Take any pair $i, i',$ it doesn't matter which. Our hypothesis implies that for $k = 1, 2, \ldots, n,$ $$ 0 = \frac\partial{\partial y_k}(\log p_i(Y) - \log p_{i'}(Y)) = \frac{-2}{p_i(Y)(x_i + y_k + c)^3} + \frac2{p_{i'}(Y)(x_{i'} + y_k + c)^3}, $$ therefore $$ \left(\frac{x_{i'} + y_k + c}{x_i + y_k + c}\right)^3 = \frac{p_i(Y)}{p_{i'}(Y)}, $$ which is independent of $Y,$ and therefore independent of $y_k.$ But we chose $X$ so that $x_i \ne x_{i'}.$ If, say, $x_{i'} > x_i,$ then the expression in the brackets is equal to $1 + (x_{i'} - x_i)/(x_i + y_k + c),$ which decreases strictly with $y_k,$ contradicting our hypothesis.

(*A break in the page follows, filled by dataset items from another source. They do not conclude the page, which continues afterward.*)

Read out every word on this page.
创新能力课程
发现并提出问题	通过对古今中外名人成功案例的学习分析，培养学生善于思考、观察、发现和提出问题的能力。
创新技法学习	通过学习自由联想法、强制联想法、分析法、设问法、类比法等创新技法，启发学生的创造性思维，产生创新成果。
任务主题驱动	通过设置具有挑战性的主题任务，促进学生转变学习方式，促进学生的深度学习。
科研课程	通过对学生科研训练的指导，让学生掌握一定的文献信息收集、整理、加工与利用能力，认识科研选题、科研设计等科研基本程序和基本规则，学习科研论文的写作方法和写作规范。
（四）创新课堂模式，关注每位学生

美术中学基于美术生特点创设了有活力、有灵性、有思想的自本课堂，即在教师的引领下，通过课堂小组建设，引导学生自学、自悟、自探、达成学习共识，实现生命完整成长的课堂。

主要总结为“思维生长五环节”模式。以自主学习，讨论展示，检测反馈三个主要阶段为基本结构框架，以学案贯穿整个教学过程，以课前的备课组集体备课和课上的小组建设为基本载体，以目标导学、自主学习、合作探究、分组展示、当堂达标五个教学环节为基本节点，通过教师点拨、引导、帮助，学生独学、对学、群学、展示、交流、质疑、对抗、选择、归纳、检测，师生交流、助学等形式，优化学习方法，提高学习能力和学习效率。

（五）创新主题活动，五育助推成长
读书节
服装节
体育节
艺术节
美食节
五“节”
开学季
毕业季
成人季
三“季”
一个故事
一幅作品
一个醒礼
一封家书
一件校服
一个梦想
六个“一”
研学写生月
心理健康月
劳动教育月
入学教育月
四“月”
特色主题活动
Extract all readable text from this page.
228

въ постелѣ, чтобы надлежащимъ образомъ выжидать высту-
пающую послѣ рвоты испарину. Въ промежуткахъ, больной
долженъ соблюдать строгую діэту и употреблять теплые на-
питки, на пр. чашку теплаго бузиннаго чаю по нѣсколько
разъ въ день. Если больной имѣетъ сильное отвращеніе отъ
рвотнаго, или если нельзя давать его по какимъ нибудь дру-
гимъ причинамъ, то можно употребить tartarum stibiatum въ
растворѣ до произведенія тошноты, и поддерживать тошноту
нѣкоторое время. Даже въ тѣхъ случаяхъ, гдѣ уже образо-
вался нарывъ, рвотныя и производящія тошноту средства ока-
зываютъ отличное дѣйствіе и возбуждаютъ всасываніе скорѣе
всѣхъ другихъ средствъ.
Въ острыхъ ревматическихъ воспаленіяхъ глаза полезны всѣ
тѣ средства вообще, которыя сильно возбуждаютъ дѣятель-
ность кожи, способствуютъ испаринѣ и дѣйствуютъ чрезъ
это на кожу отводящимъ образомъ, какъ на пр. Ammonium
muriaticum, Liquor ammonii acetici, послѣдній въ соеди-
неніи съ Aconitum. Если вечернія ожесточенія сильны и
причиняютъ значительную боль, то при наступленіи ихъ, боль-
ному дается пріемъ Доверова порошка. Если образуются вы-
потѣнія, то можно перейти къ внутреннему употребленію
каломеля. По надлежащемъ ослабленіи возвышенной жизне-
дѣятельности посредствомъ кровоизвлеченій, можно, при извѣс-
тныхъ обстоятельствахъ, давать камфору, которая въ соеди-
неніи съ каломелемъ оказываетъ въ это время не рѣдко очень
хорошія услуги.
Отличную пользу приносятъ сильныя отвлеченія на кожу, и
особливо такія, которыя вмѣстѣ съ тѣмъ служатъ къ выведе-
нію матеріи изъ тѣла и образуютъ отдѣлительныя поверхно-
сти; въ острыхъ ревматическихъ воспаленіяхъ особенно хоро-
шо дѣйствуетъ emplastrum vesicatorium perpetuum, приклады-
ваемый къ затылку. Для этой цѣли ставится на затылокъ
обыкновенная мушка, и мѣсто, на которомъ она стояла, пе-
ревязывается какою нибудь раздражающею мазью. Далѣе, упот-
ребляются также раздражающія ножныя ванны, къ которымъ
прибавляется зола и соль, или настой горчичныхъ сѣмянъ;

Therefore $r(X, Y)$ cannot be expressed in the form $h(f(X), g(Y))$ for any differentiable functions $f, g, h.$ $\ \square$

What this seems to show (although I admit that the argument is far from conclusive) is that there is no way to compute $r(X, Y)$ by first processing $X$ and $Y$ separately and then combining the results. This makes the prospects for an $\mathcal{O}(n)$ algorithm look rather bleak, I think.